Uma comoção tomou conta do ambiente. Ninguém estava exatamente no clima apropriado para ouvir as pilhérias de Dick. Antes que os murmuros de descaso se tornassem sonoras vaias, a voz tímida de John ecoou, limpidamente, por todo o salão:

- Hey pessoal, vamos terminar de ouvir a idéia do Dick. Ele raramente nos desaponta.


Paz John ! - voltando-se para a descrente multidão, ele continuou com a sua propaganda - Sim, embalagens atraentes, instigantes, reconfortantes. Embalagens bonitas ! É disso que precisamos para vender nosso peixe.

O surdo silêncio que reinava parecia suspirar: ”Continue, sou todo ouvidos”, e ele continuou:

- É só observarmos um pouquinho o ser humano para notarmos que as coisas que ele não gosta são feitas extremamente de má vontade e com qualidade infinitamente inferior às coisas que ele gosta, às que ele se sente atraído, satisfeito por fazê-las. E não é preciso ser nenhum Alberto para sacar que o homem gosta, ou melhor, cultua a beleza.

- Ele tem razão - se surpreendeu Alberto - eu compraria qualquer coisa cuja embalagem lembrasse a beleza sagrada de um solo de violino.

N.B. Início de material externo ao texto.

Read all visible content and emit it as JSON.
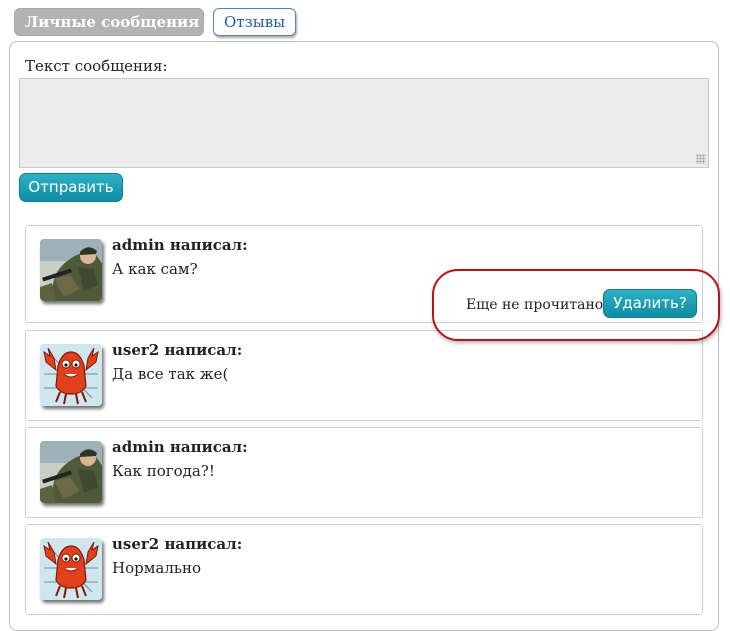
{
  "tabs": [
    {
      "label": "Личные сообщения",
      "active": true
    },
    {
      "label": "Отзывы",
      "active": false
    }
  ],
  "compose": {
    "label": "Текст сообщения:",
    "value": "",
    "send_label": "Отправить"
  },
  "messages": [
    {
      "author": "admin написал:",
      "text": "А как сам?",
      "avatar": "soldier-avatar",
      "status": "Еще не прочитано",
      "delete_label": "Удалить?"
    },
    {
      "author": "user2 написал:",
      "text": "Да все так же(",
      "avatar": "red-crab-avatar"
    },
    {
      "author": "admin написал:",
      "text": "Как погода?!",
      "avatar": "soldier-avatar"
    },
    {
      "author": "user2 написал:",
      "text": "Нормально",
      "avatar": "red-crab-avatar"
    }
  ],
  "colors": {
    "accent_button": "#1a9fb4",
    "tab_active_bg": "#b3b3b3",
    "tab_link": "#1e5aa0",
    "highlight": "#b01420"
  }
}
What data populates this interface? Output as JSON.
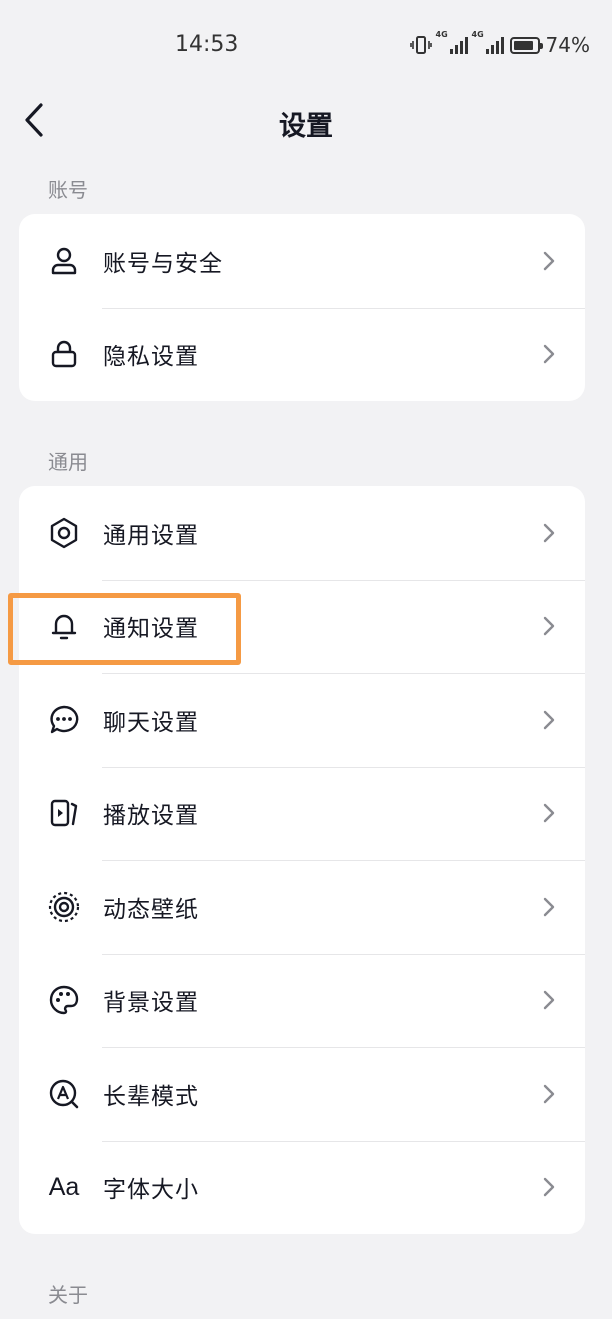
{
  "status": {
    "time": "14:53",
    "battery_text": "74%",
    "battery_level": 0.74,
    "net_tag": "4G"
  },
  "nav": {
    "title": "设置",
    "back_icon": "chevron-left-icon"
  },
  "sections": [
    {
      "label": "账号",
      "items": [
        {
          "label": "账号与安全",
          "icon": "user-icon"
        },
        {
          "label": "隐私设置",
          "icon": "lock-icon"
        }
      ]
    },
    {
      "label": "通用",
      "items": [
        {
          "label": "通用设置",
          "icon": "gear-icon"
        },
        {
          "label": "通知设置",
          "icon": "bell-icon"
        },
        {
          "label": "聊天设置",
          "icon": "chat-bubble-icon"
        },
        {
          "label": "播放设置",
          "icon": "play-card-icon"
        },
        {
          "label": "动态壁纸",
          "icon": "target-icon"
        },
        {
          "label": "背景设置",
          "icon": "palette-icon"
        },
        {
          "label": "长辈模式",
          "icon": "elder-mode-icon"
        },
        {
          "label": "字体大小",
          "icon": "font-size-icon",
          "icon_text": "Aa"
        }
      ]
    },
    {
      "label": "关于",
      "items": []
    }
  ],
  "highlight": {
    "target": "通知设置",
    "color": "#f59a44"
  },
  "colors": {
    "background": "#f2f2f4",
    "card": "#ffffff",
    "text": "#161823",
    "section_label": "#8a8b91",
    "chevron": "#8a8b91"
  }
}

- Mas, o que você está sugerindo ? - Geraldo não parecia estar seguindo a linha de raciocínio muito bem - Que comecemos a distribuir idéias de suma importância para o progresso da humanidade codificado nas notas de uma música ?

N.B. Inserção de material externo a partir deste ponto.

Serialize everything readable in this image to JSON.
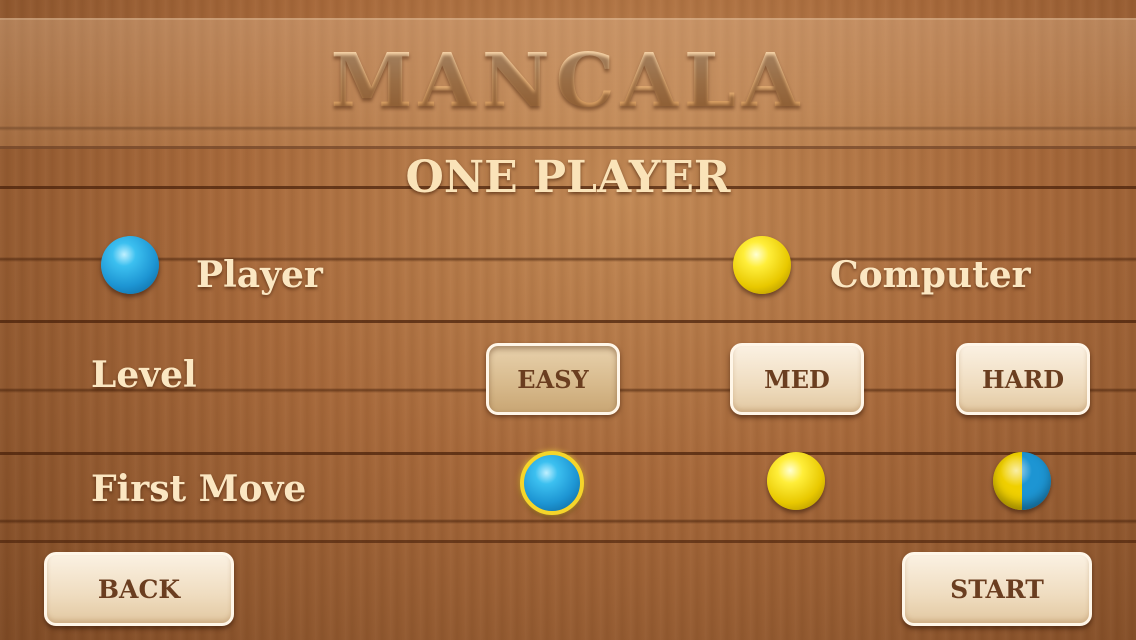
{
  "game": {
    "title": "MANCALA",
    "mode": "ONE PLAYER"
  },
  "players": {
    "player_label": "Player",
    "player_color": "#1d95d3",
    "computer_label": "Computer",
    "computer_color": "#e8c800"
  },
  "level": {
    "label": "Level",
    "options": [
      "EASY",
      "MED",
      "HARD"
    ],
    "selected": "EASY"
  },
  "first_move": {
    "label": "First Move",
    "options": [
      "player-blue",
      "computer-yellow",
      "random-half"
    ],
    "selected": "player-blue"
  },
  "nav": {
    "back_label": "BACK",
    "start_label": "START"
  }
}
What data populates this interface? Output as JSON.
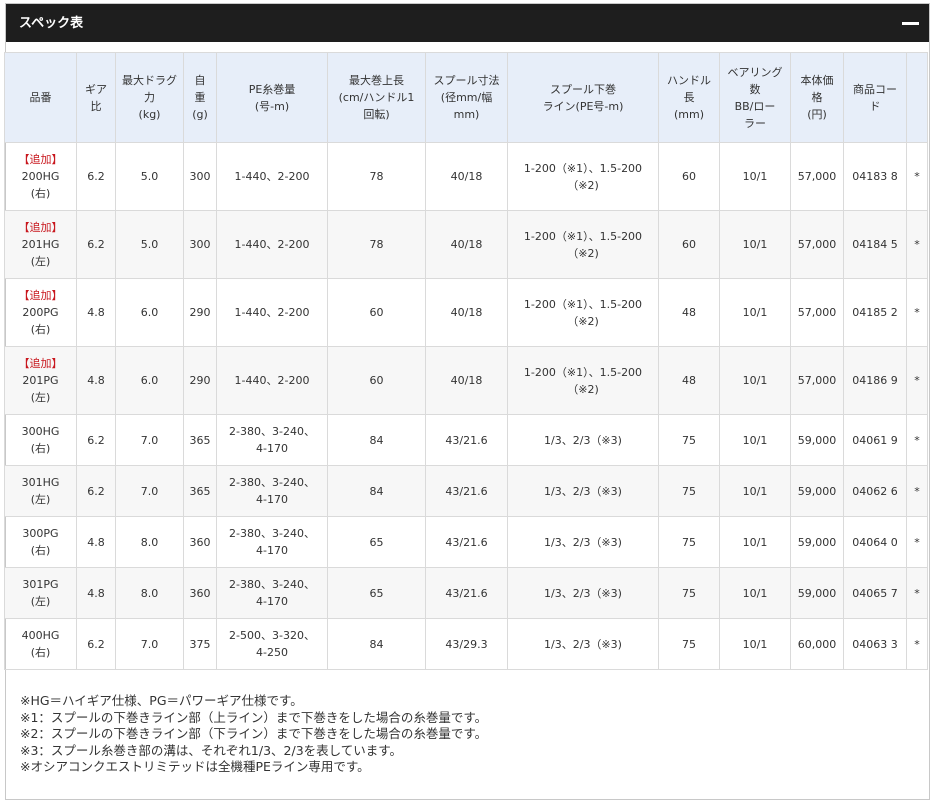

- Exatamente ! - Dick estava no apogeu de uma forte descarga de endorfina - E não apenas nas notas, mas nas letras. E em livros com histórias envolventes, em quadros, estátuas...

- Podemos incutir idéias e questionamentos em músicas populares. -animou-se Paulo.

- Ou cultuar a própria idéia de perfeição, que está sempre motivando as ações dos homens. - inspirou-se Plato.


- Ou revelar novos pontos de vista, novas perspectivas, novas maneires de se enxergar o mundo em pinturas. - empolgou-se Pablo.

- Preparar o mundo para uma nova era através de atraentes alegorias. -reanimou-se Fred.

- Isso, isso. Acho que vocês pegaram a idéia. - Dick alterava novamente o seu semblante. - Vamos pensar em algo simples de início, como... hmmm... sei lá, pinturas nas cavernas. E logo após desenvolver a escrita, para podermos preservar de uma maneira mais ou menos eficiente todas essas idéias.

- Acho que sei quem pode nos ajudar com a matéria-prima, tintas, panos, peles de animais e tudo o mais.- e, de uma maneira mais espetacular do que entrou, Dick deixou o recinto, feliz pela eficiente germinação de suas sementes - Ei meninas ! Meninas, precisamos de uma mãozinha aqui.